I nod, trying not to smile.
“What, you’re going to hop on the treadmill while you run down memory lane in there? Just as soon as I fall asleep? Maybe you should grab a hotel room tonight.” Her lips curl up at the sides.
I laugh. “And miss the opportunity to potentially manhandle that creep if he tries getting in here tonight? Not a fucking chance. I wouldn’t miss that for the world.”
She eyes me. “I won’t argue with that. Just stay out of there, okay?”
“Promise.” I grab her bare toes beneath the blanket to give them a reassuring squeeze, but when my finger brushes the second toe, I feel a thin metal band wrapped around it. I push the blanket back to see.
“You still wear this thing?” I point to the ring on her second toe.
There’s no way it’s the same one.
Axel and I used to make fun of the fact that this toe was longer than the first.
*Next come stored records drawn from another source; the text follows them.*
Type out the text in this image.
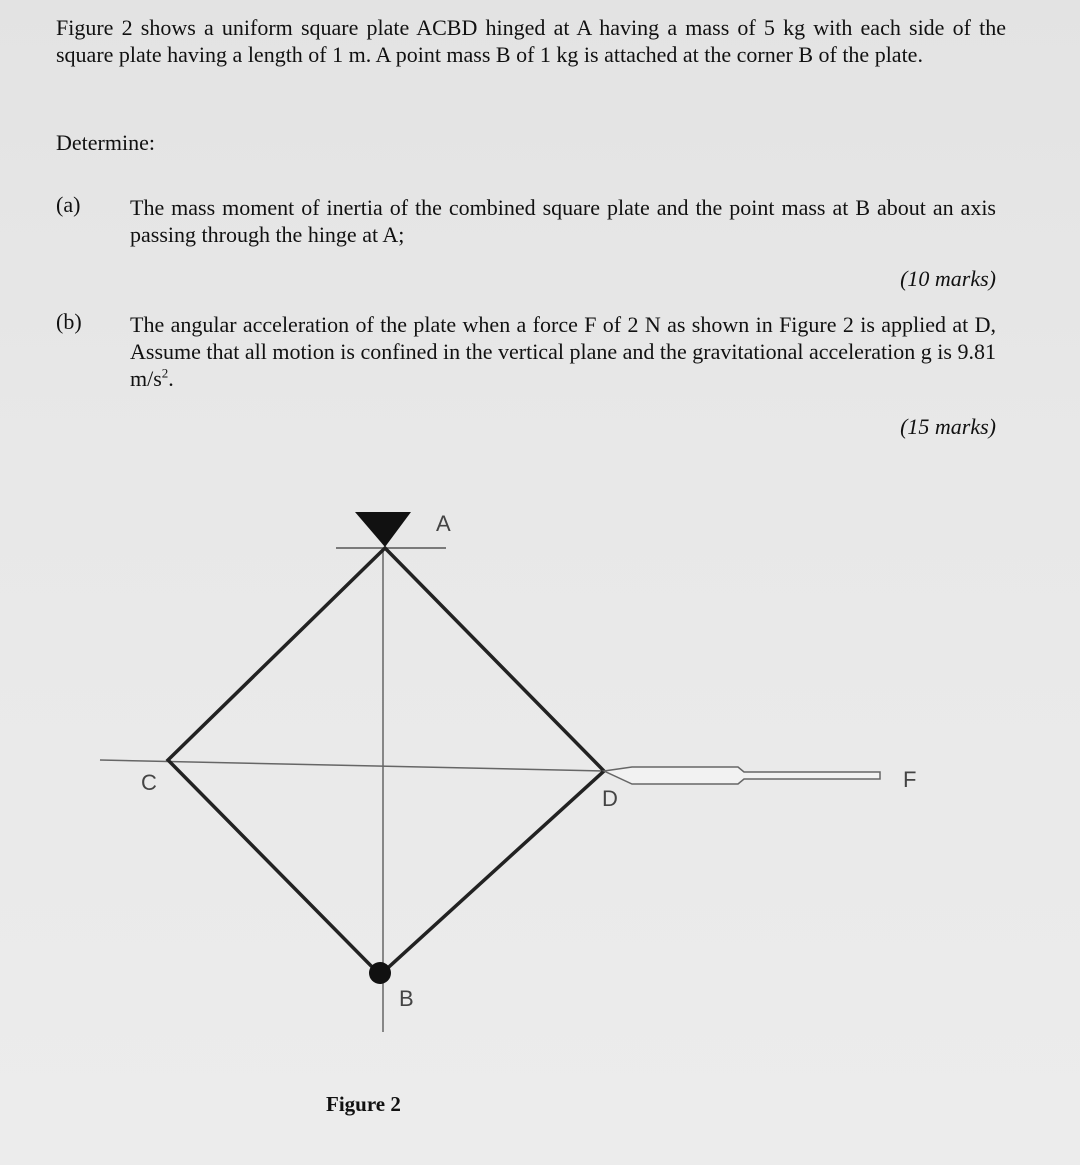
Figure 2 shows a uniform square plate ACBD hinged at A having a mass of 5 kg with each side of the square plate having a length of 1 m. A point mass B of 1 kg is attached at the corner B of the plate.
Determine:
(a) The mass moment of inertia of the combined square plate and the point mass at B about an axis passing through the hinge at A;
(10 marks)
(b) The angular acceleration of the plate when a force F of 2 N as shown in Figure 2 is applied at D, Assume that all motion is confined in the vertical plane and the gravitational acceleration g is 9.81 $m/s^2$.
(15 marks)
A
C
D
F
B
Figure 2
So, one day, just to drive my point home, I bought a gold toe ring in town and came back proclaiming her toe the queen of all toes. I even crowned it with the ring.
She grins. “Once a queen, always a queen,” she says, flexing her foot. “And I’m taking my laptop to bed with me. So don’t even bother going in there. Bucket list, my ass.”
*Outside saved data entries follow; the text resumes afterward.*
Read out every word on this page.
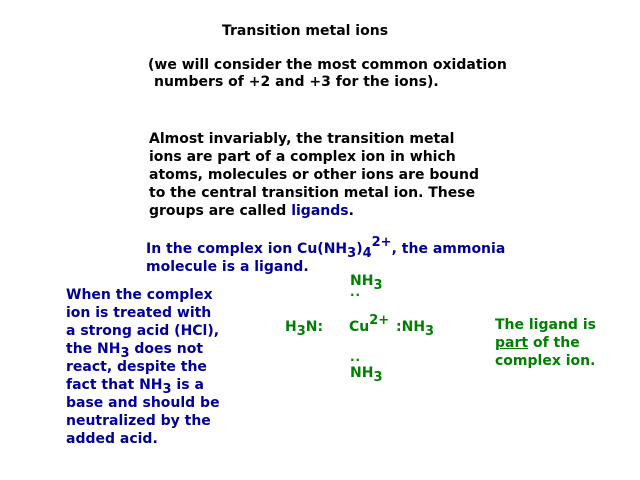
Transition metal ions
(we will consider the most common oxidation
numbers of +2 and +3 for the ions).
Almost invariably, the transition metal
ions are part of a complex ion in which
atoms, molecules or other ions are bound
to the central transition metal ion. These
groups are called ligands.
In the complex ion Cu(NH3)42+, the ammonia
molecule is a ligand.
When the complex
ion is treated with
a strong acid (HCl),
the NH3 does not
react, despite the
fact that NH3 is a
base and should be
neutralized by the
added acid.
NH3
..
H3N: Cu2+ :NH3
..
NH3
The ligand is
part of the
complex ion.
She gets up to retrieve it from the war room, then holds the laptop to her chest with a mock glare as she heads back down the hall.
“Can I get you anything to sleep?” she asks, pausing near the kitchen. “A tee shirt? I might have one that’s big enough.” She eyes my upper half before adding, “But probably not. You’d have to cut the sleeves off to get your arms in.”
I roll my eyes. “I’ll just sleep in my boxers.”
She presses her lips together with the force of a two-ton bear trap.
“Right,” she says, sounding a bit squeaky. A few new splotches appear on her neck, and she reaches up to rub them away. “Goodnight, Rhett. You’ll be here in the morning?”
“Goodnight, Bay.” I grin. “Wouldn’t dream of being anywhere else.”
She steps toward her bedroom before turning around.
“Are you a heavy sleeper?” she asks, suddenly. Her eyes shift toward the door.
“Not even a little,” I tell her. “I won’t be sleeping much, anyway. Promise you have nothing to worry about.”
“Okay,” she says, smiling like she’s embarrassed for asking.
She turns to take a few steps toward her room before spinning around one more time, like she forgot to add something else.
Her eyes soften when they find mine. “There’s toothpaste in the bathroom, and um .
. .” She swallows. “Even if Hollis made you come, or whatever, it’s still good to see you. I’m glad you came.”
My smile widens. I don’t answer for an extra beat, just to get one more second of her looking at me like that. “It’s really good to see you, too,” I answer, hearing just how much I mean it in my own voice. “And Bay . . . Hollis didn’t make me do anything.”